CHARLOTTE, N.C. - The recipient of a $45 billion infusion from the federal government, Citigroup Inc. on Wednesday said it would place strict limits on management's compensation, including no severance for its top five executives.

Under pressure from lawmakers, Citigroup Chief Executive Vikram Pandit and Chairman Win Bischoff opted to forego their 2008 bonuses. The company's new executive pay limits also feature a clawback provision in which Citigroup can recoup executive pay "that over time proves to be based on inaccurate financial or other information."

The compensation restrictions come as the New York-based bank signed an agreement with the federal government to receive an additional $20 billion on top of the $25 billion it received in October. Restrictions on expenses, including the use of corporate aircraft and costs related to entertainment or holiday parties, also will be put in place.

Part of the $700 billion bailout program authorized by Congress, the capital infusions to Citigroup and dozens of other banks are the government's main tool for attempting to stabilize the financial services sector and spur lending between financial institutions and to customers.

Citi said it will issue $20 billion in preferred shares to the Treasury Department, and warrants to buy about 188.5 million shares of common stock at a strike price of $10.61 a share, according to a filing with the Securities and Exchange Commission.

In doing so, members of the company's senior leadership and executive committees will see pay cuts and limits on severance packages, according to a memo sent to Citigroup staff Wednesday.

In the memo, Pandit announced measures that will tie executive pay more closely to performance.

"We are fully committed to paying for high-performance people at all levels of the organization and at competitive rates, in the context of the company's overall financial results," Pandit said.

The most senior leaders will be affected the most, Citi said.

Pandit said he and Bischoff thought it "fair" to forgo their bonuses "in light of the challenges of the year and the need for compensation elsewhere in the organization," the memo said. Robert Rubin, a Citigroup adviser and former Treasury secretary, also will decline a bonus.
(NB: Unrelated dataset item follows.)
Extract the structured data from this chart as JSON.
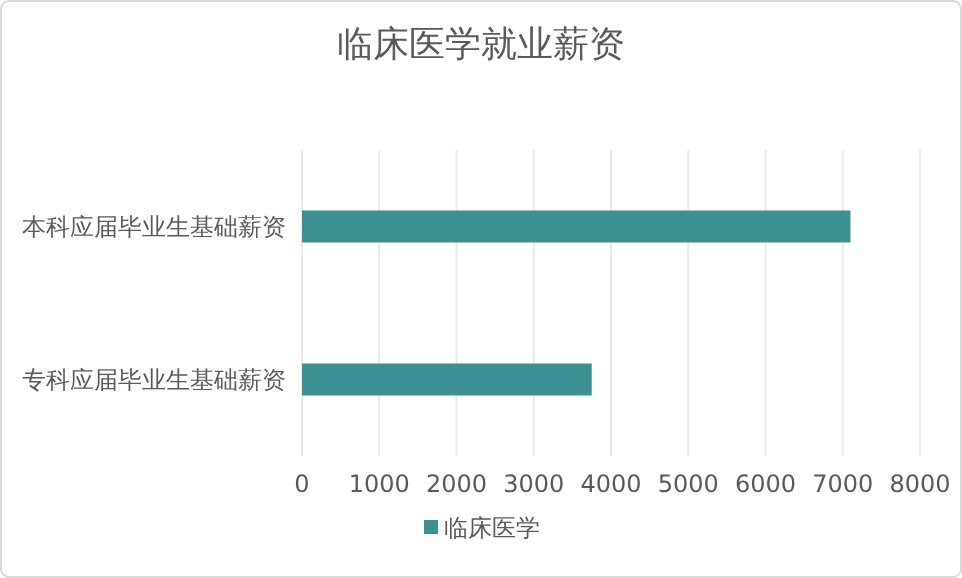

Pandit added that senior leadership committee members will see their bonuses "substantially reduced," while executive committee members will have larger proportions of their bonuses in deferred compensation than other employees.

As a condition for receiving government money, lawmakers are making companies reel in bonuses. The congressional backlash and public outrage followed a series of high-profile cases involving Wall Street executives walking away with millions of dollars after their firms received taxpayer money.

Last month, American International Group Inc. said it would be limiting how much it pays its top executives, including granting a $1 salary for 2008 and 2009 to its CEO Edward Liddy.

New York-based AIG has received a roughly $150 billion rescue package from the federal government.

Shares of Citi fell 9 cents to $6.71 Wednesday. The company's stock shed more than three-fourths of its value in 2008.